Mattioli couples brown or champagne diamonds with the brown gold, and, as Bogue explains, one of the most interesting features of brown gold is its versatility – it can be paired with other colors of gold (yellow, white, black) and worn with a number of fashions.
According to Bogue, brown gold was Mattioli’s answer to a need in the market for something new and novel – something that hadn’t been done before. It targets a very specific segment of the market – a fashion-forward, modern woman who wants to have the latest and greatest in the world of wearable art, a connoisseur, in a way. The firm has found strong interest in its colored gold.
Rose gold, as well, has been a growing trend for the last few seasons, notes O’Steen. As fashion designers continue to embrace feminine styles, fabrics and colors, they are increasingly utilizing the feminine allure of rose gold, which, incidentally also looks good on almost every skin tone, enhancing its salability.
Italy, ever the fashion-forward nation, already has a huge market for rose gold. Bogue says that nothing in Italy is yellow any more in terms of gold – it’s all gone red. As Roberto Coin’s North America President, Peter Webster says, “The U.S. market’s demand for rose gold is growing slowly, but not at the pace of Europe. We feel it is the most feminine color, warmer and the ‘style’ color of the year.”
In 2003, H.Stern released a brand new color “Noble Gold” – a flesh-colored metal that H.Stern’s design team spent years working to perfect. The goal was to create a new color of gold that would go well with any skin tone. According to Courtney Stursberg, coordinator of H.Stern’s Celebrity and Public Relations, it doesn’t matter whether your skin tone is fair, olive, tan or dark, Noble gold will look good on it.
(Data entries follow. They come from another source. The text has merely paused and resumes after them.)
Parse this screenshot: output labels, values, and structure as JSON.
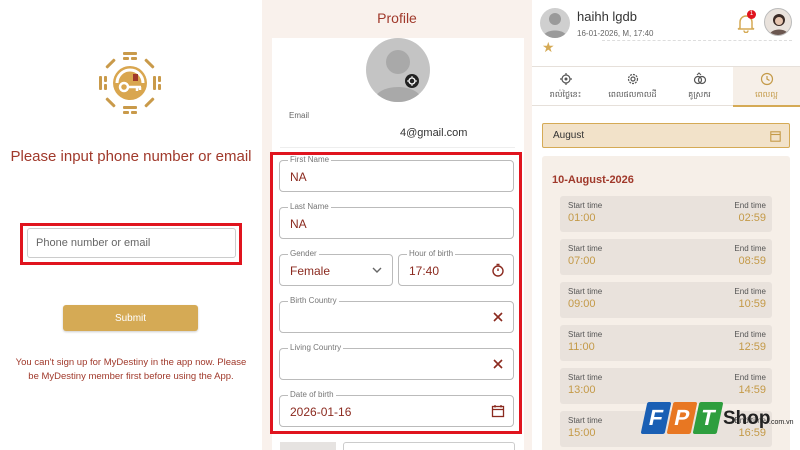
{
  "login": {
    "title": "Please input phone number or email",
    "phone_placeholder": "Phone number or email",
    "submit_label": "Submit",
    "note": "You can't sign up for MyDestiny in the app now. Please be MyDestiny member first before using the App."
  },
  "profile": {
    "title": "Profile",
    "email_label": "Email",
    "email_value": "4@gmail.com",
    "first_name_label": "First Name",
    "first_name_value": "NA",
    "last_name_label": "Last Name",
    "last_name_value": "NA",
    "gender_label": "Gender",
    "gender_value": "Female",
    "hour_label": "Hour of birth",
    "hour_value": "17:40",
    "birth_country_label": "Birth Country",
    "living_country_label": "Living Country",
    "dob_label": "Date of birth",
    "dob_value": "2026-01-16"
  },
  "schedule": {
    "user_name": "haihh lgdb",
    "user_sub": "16-01-2026, M, 17:40",
    "notification_count": "1",
    "tabs": [
      {
        "label": "រាល់ថ្ងៃនេះ",
        "icon": "gear-icon"
      },
      {
        "label": "ពេលផលកាលដី",
        "icon": "settings-icon"
      },
      {
        "label": "គូស្រករ",
        "icon": "rings-icon"
      },
      {
        "label": "ពេលល្អ",
        "icon": "clock-icon"
      }
    ],
    "month": "August",
    "day_title": "10-August-2026",
    "start_label": "Start time",
    "end_label": "End time",
    "slots": [
      {
        "start": "01:00",
        "end": "02:59"
      },
      {
        "start": "07:00",
        "end": "08:59"
      },
      {
        "start": "09:00",
        "end": "10:59"
      },
      {
        "start": "11:00",
        "end": "12:59"
      },
      {
        "start": "13:00",
        "end": "14:59"
      },
      {
        "start": "15:00",
        "end": "16:59"
      }
    ]
  },
  "watermark": {
    "letters": [
      "F",
      "P",
      "T"
    ],
    "shop": "Shop",
    "domain": ".com.vn"
  },
  "colors": {
    "accent_gold": "#d5aa55",
    "title_red": "#a0392b",
    "highlight_red": "#e0141e"
  }
}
Noble gold is a secret formula of metals that, when combined, generate a new color of 18 karat gold, one that, as the company says, “is neither white nor yellow but retains the elegance of the former and the warmth of the latter.”
Most of the company’s Noble gold is sold through its Cobblestone and Star collections.
Stursberg says the response from the general public has been “huge,” with customers specifically requesting pieces in Noble gold over and over again.
On the luxury end, the more alternative and cutting edge colors of blue, chocolate and black gold are making noteworthy and fashionable forays. Conversely, at the mass market level , more standard selections of yellow and white gold, or two-tone pieces incorporating both white and yellow together, are maintaining their prominence – given their high degree of flexibility in a jewelry wardrobe.
There are also cultural considerations to take into account regarding different colors of gold. In some parts of the world, white gold carries strong associations with diamonds, prized for their brilliance and glamour, while in others, (China and India, for example), white gold is often confused with platinum, a much more expensive white-gray colored precious metal, which may or may not add to its popularity.
For holidays, romantic or feminine undertones of rose or pink gold may appeal to some for Valentine’s Day, the holiday of red hearts and love. Additional colors, including purple, green or peach gold may resonate with those looking to make a statement of individuality.
Yellow and white gold still make up the majority of gold purchased in the United States and Europe. But when it comes down to it, colored gold is slowly but surely being established as a material with which fashion-conscious consumers can find something new and unique, past the traditional yellow gold into the innovation and cutting-edge personality of blue, green, purple, brown and black gold.